— Всего наилучшего! — попрощался Володя. — Извините, я не представился, я — муж Нади, — и, быстро отворив дверь, затолкал ее в подъезд.
— Какое право ты имеешь! — с ожесточением, краснея от гнева, воскликнула Надя.
— Не устраивай сцен в подъезде, это не культурно. Ты мешаешь трудящимся заслуженно отдыхать!
От негодования руки ее дрожали и она никак не могла открыть дверь. Володя взял ключи и тотчас открыл замок. Надя прошла вперед с полыхающими от злости щеками.
— Какое право ты имел так поступать! — закричала она на Володю, как только захлопнулась за ним дверь.
— Тише! Ты же знаешь звукопроницаемость ваших стен! Что подумают соседи! — громким шепотом сказал он. — Решат, что ты меня бьешь! — Он повесил ее пальто на вешалку и обнял. — Я скучал без тебя, кобра. Не мог же я, в самом деле, равнодушно смотреть, как старый селадон облизывал твои, то есть наши, руки! Что ж делать? Каюсь, я ревнив!
Надя, желая сохранить тишину, не ругалась, а только сердито шипела на него, но Володя прижал ее к вешалке и, поймав за обе руки, целовал куда мог, пока она вертела головой. Потом он отпустил ее. — Иди, ставь чайник, я пришел поздравить тебя с Восьмым марта. Можно?
Он взял ключи от квартиры и вышел к машине:
— Я сейчас!
Через минуту вернулся обратно с корзиной цветов, сиренево-алых, необычайно изысканной формы, в густой темно-зеленой листве. Надя обомлела. Сердце ее дрогнуло.
— Спасибо!
«Первые цветы в моей жизни», — и нагнулась понюхать.
— Цикламены не пахнут! — предупредил Володя.
— Какие красивые! — мечтательно сказала она, но тут же отряхнула с себя «лирический туман». — Мне показалось в прошлый раз, что ты не хотел больше приходить?
— Я и не приходил! Защищался от оппонентов. Въедливые и дотошные попались, но отбился, защитился, можешь меня тоже поздравить.
— Поздравляю! — сухо сказала Надя, все еще сердитая на него, и пошла на кухню.
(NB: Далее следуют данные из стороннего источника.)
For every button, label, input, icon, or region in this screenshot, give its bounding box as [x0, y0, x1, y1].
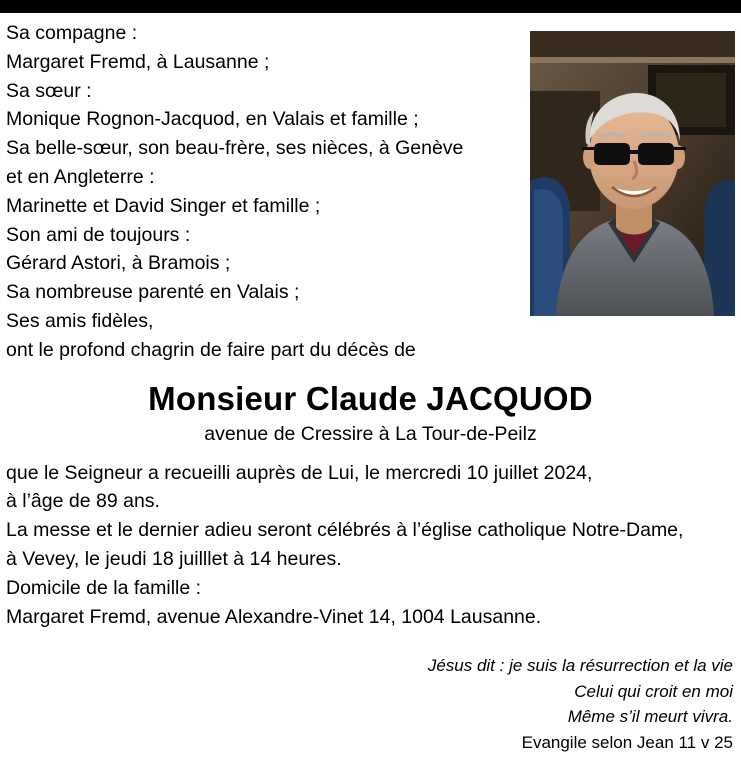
scripture-verse — [6, 653, 735, 755]
relatives-line: Gérard Astori, à Bramois ; — [6, 252, 231, 275]
body-line: à Vevey, le jeudi 18 juilllet à 14 heures. — [6, 547, 342, 570]
verse-reference: Evangile selon Jean 11 v 25 — [521, 732, 733, 752]
relatives-line: et en Angleterre : — [6, 165, 155, 188]
relatives-line: Sa nombreuse parenté en Valais ; — [6, 281, 300, 304]
relatives-line: Sa sœur : — [6, 79, 92, 102]
verse-line: Jésus dit : je suis la résurrection et la vie — [427, 656, 733, 676]
relatives-line: Margaret Fremd, à Lausanne ; — [6, 50, 270, 73]
verse-line: Celui qui croit en moi — [574, 681, 733, 701]
relatives-line: Marinette et David Singer et famille ; — [6, 194, 321, 217]
relatives-line: Monique Rognon-Jacquod, en Valais et famille ; — [6, 108, 419, 131]
relatives-line: Sa belle-sœur, son beau-frère, ses nièces, à Genève — [6, 137, 464, 160]
notice-content — [0, 13, 741, 774]
name-block — [6, 379, 735, 447]
body-line: Margaret Fremd, avenue Alexandre-Vinet 14, 1004 Lausanne. — [6, 605, 542, 628]
body-line: La messe et le dernier adieu seront célébrés à l’église catholique Notre-Dame, — [6, 519, 684, 542]
body-line: Domicile de la famille : — [6, 576, 202, 599]
deceased-address: avenue de Cressire à La Tour-de-Peilz — [204, 422, 537, 445]
portrait-photo — [530, 31, 735, 316]
relatives-list — [6, 19, 526, 365]
relatives-line: Sa compagne : — [6, 22, 138, 44]
top-black-bar — [0, 0, 741, 13]
verse-line: Même s’il meurt vivra. — [567, 707, 733, 727]
relatives-line: Son ami de toujours : — [6, 223, 191, 246]
relatives-line: ont le profond chagrin de faire part du décès de — [6, 338, 416, 361]
body-line: que le Seigneur a recueilli auprès de Lui, le mercredi 10 juillet 2024, — [6, 461, 593, 484]
body-line: à l’âge de 89 ans. — [6, 490, 160, 513]
deceased-name: Monsieur Claude JACQUOD — [148, 379, 593, 417]
notice-body — [6, 459, 735, 632]
relatives-line: Ses amis fidèles, — [6, 309, 154, 332]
— Подожди, Надя, — остановил он ее. — Я сейчас уеду, я еще дома не был, прямо с защиты.
Она остановилась.
— Я хочу тебе сказать, ты победила меня, кобра Нагайна. Я принимаю твое условие и буду терпеливо ждать светлый май! Но это насилие над личностью! Я просто вынужден капитулировать! Ты поняла? Но у меня тоже условие…
— Никаких! — холодно сказала Надя.
— Это нечестно, это диктатура!
— Да! Диктатура из пролетариата! Думай, к чему она приведет тебя.
— Это не демократично! — сказал, обиженно улыбаясь, Володя.
— Ну, ладно, давай! — уступила она, не в силах сопротивляться милой его улыбке.
— Завтра я приду за ответом, хотя знаю его и сейчас. Ты мне не откажешь!
— Какая наглая самоуверенность! Меня просто бесит!
— Убежденность будущего светила науки!
— Час от часу не легче! В какой же области ты намерен светить? — не скрывая насмешки, спросила Надя, безуспешно стараясь зажечь хоть одну спичку, которые крошились у нее в руках.
— В той самой, о какой ты не имеешь ни малейшего представления, — с чувством превосходства шутливо произнес он, нахлобучивая свою меховую шапку.
— И что же это?
— Электроника!
Надя действительно об электронике не слышала, но, изобразив на своем прелестном лице презрительную мину, пренебрежительно сказала:
— Я уверена, что ты не знаешь ни одного произведения Перголезе или Скарлатти!
— Думаю прожить худо-бедно без Перголезе, а тем более, как его там? Без Скарлатти.
— Так же, как и я без электроники, между прочим!
— Но друг без друга мы не проживем, это уж точно. А поэтому настало самое время нам заниматься любовью. Рождаемость в государстве падает!
Надя не терпела подобных острот:
— Вот иди, пошляк, и занимайся! — сказала она сердито.